A Call to Action
I live in Los Angeles, where the memory of the Hollywood 10 and the Blacklist lives on. I knew many of the blacklisted writers from my Sundance days and the experiences they had with HUAC left them bitter and sometimes broken. These were incredibly talented people whose lives were ruined by “The Big Lie”.
While it's easy to poke fun at remarks from Microsoft's Jim Allchin—and yes, there was a lot to laugh at—it also raises a flag. It's easy to dismiss his seemingly ridiculous charge that free software is un-American, but I'm not sure we should just laugh it off. There's always a chance that some uneducated loose cannon will take Allchin's remarks at face value, especially if the loose cannon happens to hold a public office somewhere.
GNU/Linux companies and people who are passionate about Linux need to make their voices heard on Capitol Hill and in local and state legislatures. Linux International (http://www.li.org/) has changed its bylaws recently to include the ability to form special interest groups and lobby. SIIA (http://www.siia.net/), the oldest and largest trade association of the software industry, hosted an Open Source Division meeting at their annual meeting (see full item below) with the idea of forming an agenda to address with legislators.
While flaming easy targets like Allchin is personally gratifying, we also have to be very vigilant—utilizing the existing frameworks of .orgs like Linux International and SIIA warrants a closer look.
The Linux Professional Institute (www.lpi.org) designs and delivers a standardized, multinational program to certify levels of individual expertise in Linux. The programs are put through a rigorous benchmarking process so that they will satisfy the requirements of Linux professionals and the organizations that would employ or contract them. They currently have Level 1 certification available for basic level system administrators and are working on Levels 2 and 3. LPI maintains vendor neutrality, and the testing is deployed globally, in English, through Virtual University Enterprise (http://www.vue.com/).
“The Linux Professional Institute preserves freedom of choice in how people prepare for their certification exams,” Dan York, president of LPI said. On their web site they offer a list of books, training centers and courses that can help someone prepare. LPI developed the exams using peer industry standard practices and psychometrics. In other words, they polled more than 1,400 people for the Level 1 test, asking them to complete a job-task analysis survey. The survey assesses tasks and knowledge sets that a person at each level of proficiency should know how to do. The goal, according to York, is to develop objectives that can be validated on a real-world basis. Legal defensibility of the tests is also an important component.
LPI is currently developing the Level 2 test and has polled more than 200 professionals thus far. The task is time consuming and lengthy, but creating a solid testing metric is worth the time and effort, according to York.

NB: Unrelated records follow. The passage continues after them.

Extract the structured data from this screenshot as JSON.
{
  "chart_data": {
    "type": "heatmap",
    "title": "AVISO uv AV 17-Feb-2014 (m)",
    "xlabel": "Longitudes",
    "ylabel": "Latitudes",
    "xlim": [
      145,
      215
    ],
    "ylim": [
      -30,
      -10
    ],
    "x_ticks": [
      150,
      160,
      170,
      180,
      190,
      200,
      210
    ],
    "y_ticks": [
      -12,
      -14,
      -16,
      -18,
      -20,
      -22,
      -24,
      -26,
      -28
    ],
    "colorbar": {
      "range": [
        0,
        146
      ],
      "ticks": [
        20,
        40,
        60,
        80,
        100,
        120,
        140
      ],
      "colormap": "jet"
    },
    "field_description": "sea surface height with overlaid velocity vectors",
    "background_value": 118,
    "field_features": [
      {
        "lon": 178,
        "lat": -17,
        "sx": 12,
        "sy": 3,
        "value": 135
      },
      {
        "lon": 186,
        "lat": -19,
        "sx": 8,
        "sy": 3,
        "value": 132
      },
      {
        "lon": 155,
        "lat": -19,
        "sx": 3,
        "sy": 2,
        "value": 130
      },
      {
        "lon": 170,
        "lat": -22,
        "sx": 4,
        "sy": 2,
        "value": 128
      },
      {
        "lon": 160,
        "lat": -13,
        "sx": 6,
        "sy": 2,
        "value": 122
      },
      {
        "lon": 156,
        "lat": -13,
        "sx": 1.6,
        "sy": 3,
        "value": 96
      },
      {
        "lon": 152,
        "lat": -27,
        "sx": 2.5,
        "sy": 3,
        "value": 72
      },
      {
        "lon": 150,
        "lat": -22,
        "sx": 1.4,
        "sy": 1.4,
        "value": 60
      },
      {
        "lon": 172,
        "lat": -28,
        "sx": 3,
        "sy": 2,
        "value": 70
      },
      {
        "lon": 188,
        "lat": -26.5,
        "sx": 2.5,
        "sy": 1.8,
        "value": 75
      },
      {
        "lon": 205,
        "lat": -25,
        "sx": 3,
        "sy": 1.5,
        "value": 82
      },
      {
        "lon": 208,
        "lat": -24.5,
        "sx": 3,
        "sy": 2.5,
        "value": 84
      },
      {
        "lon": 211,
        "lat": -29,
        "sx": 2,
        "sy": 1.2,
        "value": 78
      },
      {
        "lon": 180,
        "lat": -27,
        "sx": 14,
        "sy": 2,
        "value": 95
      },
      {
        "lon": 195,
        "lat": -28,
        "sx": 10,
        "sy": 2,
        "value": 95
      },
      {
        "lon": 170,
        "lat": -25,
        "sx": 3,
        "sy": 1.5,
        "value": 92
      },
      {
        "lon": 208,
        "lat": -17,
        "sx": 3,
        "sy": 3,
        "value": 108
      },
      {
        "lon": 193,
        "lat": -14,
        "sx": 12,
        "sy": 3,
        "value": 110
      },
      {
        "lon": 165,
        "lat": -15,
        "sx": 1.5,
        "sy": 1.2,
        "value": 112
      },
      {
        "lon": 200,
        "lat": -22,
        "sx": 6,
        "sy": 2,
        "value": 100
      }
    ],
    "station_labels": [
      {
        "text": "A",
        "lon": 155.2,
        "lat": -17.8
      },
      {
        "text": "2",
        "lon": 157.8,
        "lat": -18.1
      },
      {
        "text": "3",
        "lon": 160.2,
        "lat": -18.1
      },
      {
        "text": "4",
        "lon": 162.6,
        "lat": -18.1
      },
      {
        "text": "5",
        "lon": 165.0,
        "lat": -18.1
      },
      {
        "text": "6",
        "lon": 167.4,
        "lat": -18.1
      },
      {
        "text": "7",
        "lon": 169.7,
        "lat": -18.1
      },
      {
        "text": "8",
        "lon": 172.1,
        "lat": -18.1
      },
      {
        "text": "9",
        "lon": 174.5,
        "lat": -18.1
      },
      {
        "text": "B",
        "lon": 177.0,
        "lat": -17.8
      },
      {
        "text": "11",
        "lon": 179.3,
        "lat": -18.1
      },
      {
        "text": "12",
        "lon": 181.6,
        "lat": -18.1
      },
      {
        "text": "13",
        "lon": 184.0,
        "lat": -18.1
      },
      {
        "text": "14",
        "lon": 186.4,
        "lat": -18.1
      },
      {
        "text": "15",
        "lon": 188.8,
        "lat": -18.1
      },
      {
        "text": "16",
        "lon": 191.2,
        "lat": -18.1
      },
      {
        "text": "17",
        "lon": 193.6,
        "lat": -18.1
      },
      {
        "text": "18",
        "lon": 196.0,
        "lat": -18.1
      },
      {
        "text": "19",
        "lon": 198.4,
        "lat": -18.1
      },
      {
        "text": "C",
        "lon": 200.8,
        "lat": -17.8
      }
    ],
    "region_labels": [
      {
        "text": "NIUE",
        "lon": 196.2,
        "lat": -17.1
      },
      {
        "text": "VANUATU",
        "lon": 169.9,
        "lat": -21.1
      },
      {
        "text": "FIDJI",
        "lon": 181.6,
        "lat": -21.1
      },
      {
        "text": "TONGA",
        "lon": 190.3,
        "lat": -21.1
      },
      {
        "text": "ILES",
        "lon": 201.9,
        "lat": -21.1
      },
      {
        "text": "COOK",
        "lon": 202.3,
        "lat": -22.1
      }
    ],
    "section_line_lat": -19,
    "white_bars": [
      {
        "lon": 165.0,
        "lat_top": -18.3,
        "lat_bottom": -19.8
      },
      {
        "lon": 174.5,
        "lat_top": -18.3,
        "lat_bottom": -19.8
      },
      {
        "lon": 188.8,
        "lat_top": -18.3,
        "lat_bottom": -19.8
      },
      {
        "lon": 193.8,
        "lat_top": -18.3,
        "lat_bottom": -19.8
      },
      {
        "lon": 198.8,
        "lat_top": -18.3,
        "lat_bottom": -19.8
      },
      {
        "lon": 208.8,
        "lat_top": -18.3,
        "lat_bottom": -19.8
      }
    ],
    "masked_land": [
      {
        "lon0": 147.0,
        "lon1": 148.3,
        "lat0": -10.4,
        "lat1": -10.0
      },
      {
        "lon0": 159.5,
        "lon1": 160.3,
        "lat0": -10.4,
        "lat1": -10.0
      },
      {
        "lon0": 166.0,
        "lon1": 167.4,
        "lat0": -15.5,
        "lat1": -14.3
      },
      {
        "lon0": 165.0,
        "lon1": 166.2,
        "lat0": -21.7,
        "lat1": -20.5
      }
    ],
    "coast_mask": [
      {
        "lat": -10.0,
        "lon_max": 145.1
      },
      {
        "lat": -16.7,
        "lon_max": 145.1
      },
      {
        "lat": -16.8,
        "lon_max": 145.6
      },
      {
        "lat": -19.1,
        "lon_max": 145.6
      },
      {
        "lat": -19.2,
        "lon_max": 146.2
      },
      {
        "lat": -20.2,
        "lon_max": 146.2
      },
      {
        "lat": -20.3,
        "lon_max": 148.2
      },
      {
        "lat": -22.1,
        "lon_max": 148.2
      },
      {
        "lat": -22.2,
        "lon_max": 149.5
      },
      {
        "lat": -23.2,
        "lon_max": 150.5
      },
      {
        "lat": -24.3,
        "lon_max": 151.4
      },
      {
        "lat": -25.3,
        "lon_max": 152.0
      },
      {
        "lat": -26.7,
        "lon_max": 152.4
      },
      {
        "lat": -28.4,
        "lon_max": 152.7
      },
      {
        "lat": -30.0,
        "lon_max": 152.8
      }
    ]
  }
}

LPI could use the help of Linux professionals in the exam process. They need people who can review, write and translate Level 2 questions, as well as do ongoing maintenance and review of the Level 1 test to help keep it current. They could also use a hand in fund-raising and marketing. Because they have no budget for marketing, participants in the certification process learn about LPI through word-of-mouth. Companies could consider giving employees a few hours a week to work on LPI initiatives. For further information, log on to http://www.lpi.org/ and click on the Getting Involved button.
The Software Information Industry Association (SIIA) held the inaugural meeting of the Open Source Division, a new special interest group at their annual conference in San Diego. The agenda included discussions on the future of the open-source computing model and strategies to increase market acceptance of free software. They also discussed public policy developments affecting open-source companies and created a strategy for future action. Red Hat was the first free software company to join SIIA.
The SIIA is an international trade organization for software companies. During the antitrust case of recent history, SIIA filed a brief in the case siding with the government. This was done despite a Microsoft executive sitting on SIIA's board of directors. Within days of the filing, Microsoft resigned its membership. According to Ken Walsh, president of SIIA, it was more important to do the right thing and go with the majority of the board's opinion, than to bow to one member.